Penelope Lively is interested in the consequences of our behavior and of our choices. In fact, she has examined this theme at least three times in three different books: in Making It Up, in The Photograph, and now in Consequences.
In The Photograph, a woman dies and her husband finds among her papers an incriminating photograph that proves she had an affair. What are the consequences of his finding the photograph, and the consequences of the affair itself? Making It Up, which I wrote about back in 2006, examines Lively's own paths not taken. In a series of connected short stories she considers what her life might have been like if she (or someone in her family) had made a different choice instead of the one they made.

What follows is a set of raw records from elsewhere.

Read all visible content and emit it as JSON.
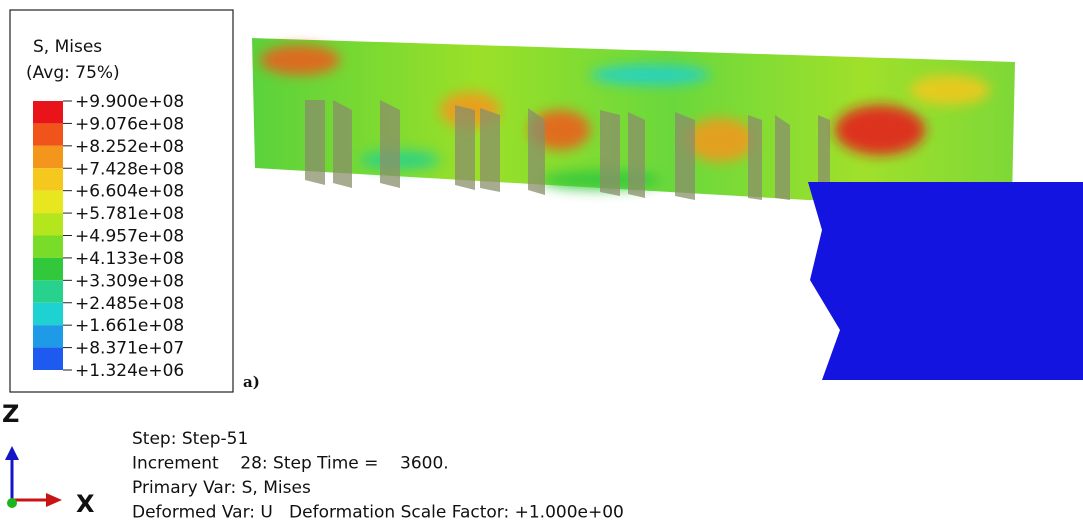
{
  "legend": {
    "title": "S, Mises",
    "subtitle": "(Avg: 75%)",
    "labels": [
      "+9.900e+08",
      "+9.076e+08",
      "+8.252e+08",
      "+7.428e+08",
      "+6.604e+08",
      "+5.781e+08",
      "+4.957e+08",
      "+4.133e+08",
      "+3.309e+08",
      "+2.485e+08",
      "+1.661e+08",
      "+8.371e+07",
      "+1.324e+06"
    ],
    "colors": [
      "#e8141a",
      "#f0541a",
      "#f5961c",
      "#f5c81e",
      "#e8e61e",
      "#b4e61e",
      "#78dc28",
      "#32c83c",
      "#28d28c",
      "#1ed2d2",
      "#1e9ae6",
      "#1e5af0",
      "#1414e6"
    ]
  },
  "panel_label": "a)",
  "triad": {
    "z": "Z",
    "x": "X"
  },
  "info": [
    "Step: Step-51",
    "Increment    28: Step Time =    3600.",
    "Primary Var: S, Mises",
    "Deformed Var: U   Deformation Scale Factor: +1.000e+00"
  ]
}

The themes in Consequences are both more and less obvious than in these two earlier books. On the one hand, it's called Consequences. Could she make the sign any larger, do you think? On the other hand, it's a straightforward novel that you can read without thinking too hard about the device Lively is using.
Two people meet when they end up on the same park bench because of choices they have each made earlier in the day. They marry and have a baby. The man dies in World War II -- that is certainly a consequence of someone's actions, though not directly of his own. The man's death has lasting reverberations for his daughter's life, and for her daughter's. It's a good read, though not a great one.

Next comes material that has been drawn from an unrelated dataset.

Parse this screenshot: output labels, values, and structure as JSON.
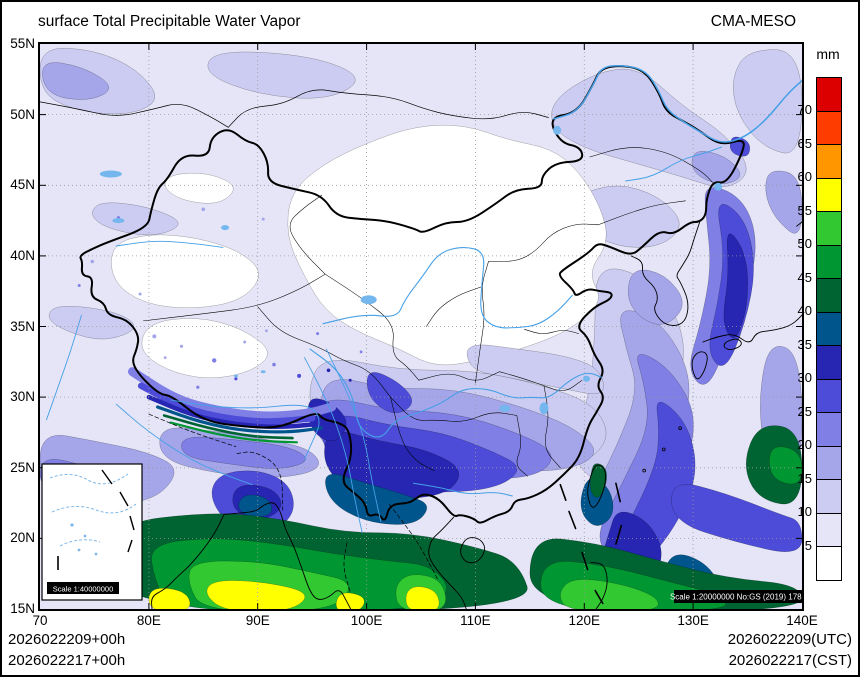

But I have to ask, what novel isn't about consequences? You could discuss every book I've read recently from this same perspective. In fact, couldn't you discuss most of literature with consequences in mind? The deaths of Romeo and Juliet were the consequences of the feud between the Montagues and the Capulets. Should Shakespeare have called the play Consequences?
I'm kind of disappointed in Penelope Lively for her lack of imagination here. This is the same woman who gave us a book called Oleander, Jacaranda; now that is a book title!